8 December 2011
While South Africans will have to wait a while before they can buy an electric vehicle (EV), at least a dozen of the zero-emission cars have been doing the rounds in Durban since the start of the UN climate summit (COP 17).
Some COP 17 delegates have been taking advantage of the opportunity to test-drive the Nissan Leaf – “Leading, Environmentally friendly, Affordable, Family car” – which was named World Car of the Year 2011, and the Renault Fluence Z.E.
These vehicles are also being used to shuttle people to and from Durban’s International Convention Centre, venue of the climate talks.
Taking a test-drive
BuaNews found a few minutes to test-drive the vehicles. Initially, looking at a car with a steering wheel on the left hand side brought about some panic, but a few minutes inside and it was all smooth sailing.
The cars are easy to drive (automatic), but it takes a bit of time to become acquainted with their technical aspects.
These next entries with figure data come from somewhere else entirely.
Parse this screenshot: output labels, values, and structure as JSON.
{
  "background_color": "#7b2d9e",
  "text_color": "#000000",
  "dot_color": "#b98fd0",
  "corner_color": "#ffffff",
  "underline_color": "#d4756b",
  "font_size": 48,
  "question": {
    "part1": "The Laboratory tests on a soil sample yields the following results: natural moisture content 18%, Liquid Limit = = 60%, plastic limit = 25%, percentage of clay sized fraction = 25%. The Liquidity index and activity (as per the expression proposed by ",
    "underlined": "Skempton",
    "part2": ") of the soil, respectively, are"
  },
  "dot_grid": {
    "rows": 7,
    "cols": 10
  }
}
Highly advanced features offer the driver detailed maps, information about energy being used, and battery recharging stations.
EVs are being sold in Europe, Japan and the US and are expected to be launched in South Africa in a few years’ time.
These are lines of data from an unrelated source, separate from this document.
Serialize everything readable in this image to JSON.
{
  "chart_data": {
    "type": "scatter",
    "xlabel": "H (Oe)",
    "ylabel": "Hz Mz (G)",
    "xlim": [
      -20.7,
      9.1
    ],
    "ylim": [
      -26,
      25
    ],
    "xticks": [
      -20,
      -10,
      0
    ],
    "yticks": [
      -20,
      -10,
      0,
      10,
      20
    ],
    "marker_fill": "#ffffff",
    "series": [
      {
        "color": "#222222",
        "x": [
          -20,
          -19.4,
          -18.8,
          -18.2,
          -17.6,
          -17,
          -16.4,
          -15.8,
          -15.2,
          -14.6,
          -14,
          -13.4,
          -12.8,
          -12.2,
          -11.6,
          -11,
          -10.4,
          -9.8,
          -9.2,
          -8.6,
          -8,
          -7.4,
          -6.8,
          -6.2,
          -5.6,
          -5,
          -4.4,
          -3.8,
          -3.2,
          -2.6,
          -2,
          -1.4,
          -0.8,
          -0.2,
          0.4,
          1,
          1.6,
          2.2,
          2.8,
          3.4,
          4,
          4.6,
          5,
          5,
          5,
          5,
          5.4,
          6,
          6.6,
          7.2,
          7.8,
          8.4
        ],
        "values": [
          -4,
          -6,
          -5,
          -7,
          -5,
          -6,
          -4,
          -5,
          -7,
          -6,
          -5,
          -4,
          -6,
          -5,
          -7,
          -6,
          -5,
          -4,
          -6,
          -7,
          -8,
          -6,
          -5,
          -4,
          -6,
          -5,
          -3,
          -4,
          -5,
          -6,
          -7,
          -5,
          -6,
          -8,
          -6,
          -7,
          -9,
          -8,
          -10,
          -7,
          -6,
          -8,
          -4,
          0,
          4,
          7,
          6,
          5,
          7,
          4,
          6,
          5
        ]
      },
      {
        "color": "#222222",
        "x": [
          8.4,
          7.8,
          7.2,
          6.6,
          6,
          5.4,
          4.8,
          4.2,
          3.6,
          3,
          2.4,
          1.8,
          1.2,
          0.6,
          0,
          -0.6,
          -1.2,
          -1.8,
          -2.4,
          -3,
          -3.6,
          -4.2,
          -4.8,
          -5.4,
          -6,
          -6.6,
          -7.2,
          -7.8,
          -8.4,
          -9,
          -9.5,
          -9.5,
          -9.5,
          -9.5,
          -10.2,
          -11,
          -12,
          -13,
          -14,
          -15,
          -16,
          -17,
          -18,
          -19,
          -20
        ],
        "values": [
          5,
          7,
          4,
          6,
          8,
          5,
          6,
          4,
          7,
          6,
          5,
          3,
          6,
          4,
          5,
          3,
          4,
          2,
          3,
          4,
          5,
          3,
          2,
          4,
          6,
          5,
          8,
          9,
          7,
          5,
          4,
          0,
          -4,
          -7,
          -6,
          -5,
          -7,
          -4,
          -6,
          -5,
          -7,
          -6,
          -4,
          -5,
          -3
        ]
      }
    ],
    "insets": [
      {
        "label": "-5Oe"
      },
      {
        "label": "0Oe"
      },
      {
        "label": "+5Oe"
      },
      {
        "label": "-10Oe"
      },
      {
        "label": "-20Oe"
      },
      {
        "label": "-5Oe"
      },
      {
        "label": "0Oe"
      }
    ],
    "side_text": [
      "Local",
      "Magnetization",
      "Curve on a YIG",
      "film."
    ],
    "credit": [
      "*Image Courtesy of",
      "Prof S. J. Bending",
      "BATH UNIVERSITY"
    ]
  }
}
Nissan has announced plans to launch the Nissan Leaf in South Africa in 2013, subject to the successful conclusion of discussions between the government and the motoring industry on the establishment of charging infrastructure and the introduction of customer incentives.
Smaller carbon ‘wheelprints’
The EVs, which can be charged from purely renewable energy sources, such as solar and wind power, aim to play a critical role in reducing the impact of climate change.
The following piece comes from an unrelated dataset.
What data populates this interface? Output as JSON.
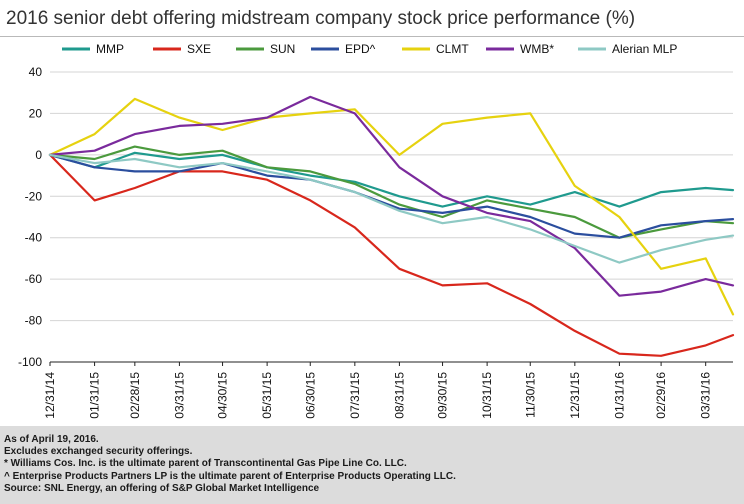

The cars’ batteries can be charged at home. Although they’re more expensive in some countries, people who own the cars are assisted by their governments with free parking in busy cities, tax rebates and other incentives.
How often one recharges the battery depends on the driver – if the air conditioning and lights are used often, then the batteries would have to be charged accordingly.
For music loving South Africans, the good news is that using your radio or CD player takes up minimal energy.
The money that is expected to be saved on petrol is another selling point of the cars. They’re a pleasure to drive, knowing that one is not increasing the carbon footprint. It’s an effortless adventure, with no sounds coming from the engine or exhaust pipe.
At Durban’s Moses Mabhida Stadium, people can also test-drive a Renault Twizy, an easy-to-drive commuter vehicle that can be plugged into many conventional wall sockets.
The Twizy, designed to be an antidote to the air and noise pollution plaguing some of the world’s biggest cities, can be a bit strange to drive. If you are not a fan of scooters, this little vehicle may not be for you.
“The Renault-Nissan Alliance applauds what South Africa and all the nations represented at COP 17 are doing to reduce the threat to our environment and standard of living due to global warming,” said Hideaki Watanabe, Renault-Nissan Alliance managing director: Zero Emission Business.
“The Alliance wants to be part of the solution for a sustainable society,” said Watanabe. “Our electric vehicles – which consume no fuel whatsoever – offer a real and affordable solution to drastically reducing CO2 emissions.”